Dourados, no Mato Grosso do Sul, concentra 42% das mortes por chikungunya registradas no Brasil em 2026, conforme dados do Painel de Monitoramento das Arboviroses do Ministério da Saúde. Até o momento, o país contabiliza 20 mortes pela doença, sendo 13 em Mato Grosso do Sul, das quais oito ocorreram em Dourados, com a maioria dos óbitos envolvendo indígenas.
Em resposta ao avanço da chikungunya, a prefeitura decretou calamidade em saúde pública e iniciou a contratação emergencial de médicos e enfermeiros. Anteriormente, já havia sido declarada situação de emergência em saúde pública e em defesa civil. Os dados mais recentes indicam 6.186 casos prováveis da doença, com uma taxa de positividade de 64,9% e ocupação de leitos em cerca de 110%, superando a capacidade instalada.
A situação em Dourados preocupa as autoridades de saúde devido ao alto número de mortes, que representa quase metade do total no país. Fatores como a grande concentração de casos, a presença da Reserva Indígena e o aumento da circulação do vírus na área urbana contribuem para a gravidade do cenário. Especialistas alertam que a combinação desses fatores requer uma resposta rápida e coordenada para evitar um agravamento da situação.
A Prefeitura de Dourados publicou um edital para contratação emergencial de médicos e enfermeiros, com início imediato das atividades. A medida, assinada pelo secretário municipal de Saúde, Márcio Figueiredo, visa reforçar o atendimento nas unidades de saúde diante do aumento expressivo dos casos. Os profissionais selecionados atuarão em Unidades Básicas de Saúde (UBSs), Unidades de Pronto Atendimento (UPAs) e hospitais públicos ou conveniados.
O processo seletivo será simplificado, conforme a legislação para situações emergenciais. Os interessados devem comparecer à Secretaria Municipal de Saúde, munidos de documentos como identificação com foto, CPF, diploma ou certificado de escolaridade e registro profissional. A classificação levará em conta o tempo de experiência profissional, com prioridade para candidatos mais velhos em caso de empate.
Além da contratação emergencial, o Centro de Operações de Emergências em Saúde Pública (COE) publicou um Plano de Ação de Incidente, que organiza as estratégias para enfrentar a epidemia. O plano, que possui 36 páginas, abrange ações na área urbana e na Reserva Indígena de Dourados, onde se concentra parte significativa dos casos. O secretário Márcio Figueiredo destacou que o plano considera o cenário crítico da doença e prevê a reorganização da rede de atendimento, ampliação da capacidade de diagnóstico e monitoramento constante dos casos.
A campanha de vacinação contra chikungunya também foi iniciada em Dourados, com a meta de vacinar cerca de 43 mil pessoas, o que representa 27% da população-alvo. A vacina é indicada para pessoas entre 18 e 60 anos, mas não é recomendada para gestantes, lactantes, imunodeprimidos e outros grupos específicos. A imunização será realizada após avaliação individual por profissionais de saúde.

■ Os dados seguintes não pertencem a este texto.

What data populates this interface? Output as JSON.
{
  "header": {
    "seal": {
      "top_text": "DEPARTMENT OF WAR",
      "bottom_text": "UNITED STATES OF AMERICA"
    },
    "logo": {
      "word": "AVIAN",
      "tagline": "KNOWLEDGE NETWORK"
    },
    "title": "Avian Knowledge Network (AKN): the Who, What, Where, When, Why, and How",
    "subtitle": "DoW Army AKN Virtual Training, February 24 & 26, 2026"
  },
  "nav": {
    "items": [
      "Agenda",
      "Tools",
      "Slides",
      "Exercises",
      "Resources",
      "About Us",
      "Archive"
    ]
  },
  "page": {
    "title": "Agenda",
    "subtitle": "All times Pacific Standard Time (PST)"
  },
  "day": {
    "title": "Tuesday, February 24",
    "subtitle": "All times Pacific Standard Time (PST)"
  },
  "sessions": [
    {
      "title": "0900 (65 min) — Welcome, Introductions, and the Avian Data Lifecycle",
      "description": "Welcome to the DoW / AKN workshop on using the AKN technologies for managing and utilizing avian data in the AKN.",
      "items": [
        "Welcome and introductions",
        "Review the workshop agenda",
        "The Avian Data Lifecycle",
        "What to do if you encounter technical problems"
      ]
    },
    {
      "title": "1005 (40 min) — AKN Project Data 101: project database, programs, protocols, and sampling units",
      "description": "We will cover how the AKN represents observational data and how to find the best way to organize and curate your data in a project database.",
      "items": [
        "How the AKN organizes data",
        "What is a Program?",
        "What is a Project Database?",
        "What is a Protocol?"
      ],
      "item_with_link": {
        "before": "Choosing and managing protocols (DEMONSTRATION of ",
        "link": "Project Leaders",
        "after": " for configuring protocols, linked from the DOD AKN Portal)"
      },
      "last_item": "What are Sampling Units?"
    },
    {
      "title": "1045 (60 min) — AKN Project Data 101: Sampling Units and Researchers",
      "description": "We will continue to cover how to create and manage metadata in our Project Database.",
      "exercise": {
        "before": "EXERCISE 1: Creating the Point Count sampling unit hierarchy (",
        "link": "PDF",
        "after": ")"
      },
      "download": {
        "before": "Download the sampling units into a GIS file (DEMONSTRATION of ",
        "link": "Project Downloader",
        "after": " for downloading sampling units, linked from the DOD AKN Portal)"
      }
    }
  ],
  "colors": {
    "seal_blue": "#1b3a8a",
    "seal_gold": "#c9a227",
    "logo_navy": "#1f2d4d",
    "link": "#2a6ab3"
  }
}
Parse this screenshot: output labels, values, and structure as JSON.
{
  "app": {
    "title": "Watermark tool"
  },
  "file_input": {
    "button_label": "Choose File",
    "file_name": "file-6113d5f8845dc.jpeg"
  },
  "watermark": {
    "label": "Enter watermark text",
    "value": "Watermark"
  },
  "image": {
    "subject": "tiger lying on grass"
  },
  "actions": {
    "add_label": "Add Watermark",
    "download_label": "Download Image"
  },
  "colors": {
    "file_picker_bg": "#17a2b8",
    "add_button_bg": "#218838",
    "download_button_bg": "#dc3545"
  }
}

Para auxiliar no combate à chikungunya, o Ministério da Saúde liberou R$ 900 mil em recursos emergenciais para Dourados, que serão utilizados em ações de vigilância em saúde, combate ao mosquito Aedes aegypti e qualificação do atendimento.
A chikungunya é uma doença viral transmitida pelo mosquito Aedes aegypti, que também transmite dengue e zika. Os principais sintomas incluem febre alta, dor intensa nas articulações e cansaço extremo. Em casos graves, a doença pode levar à internação hospitalar e até à morte, especialmente em pessoas com condições de saúde mais frágeis.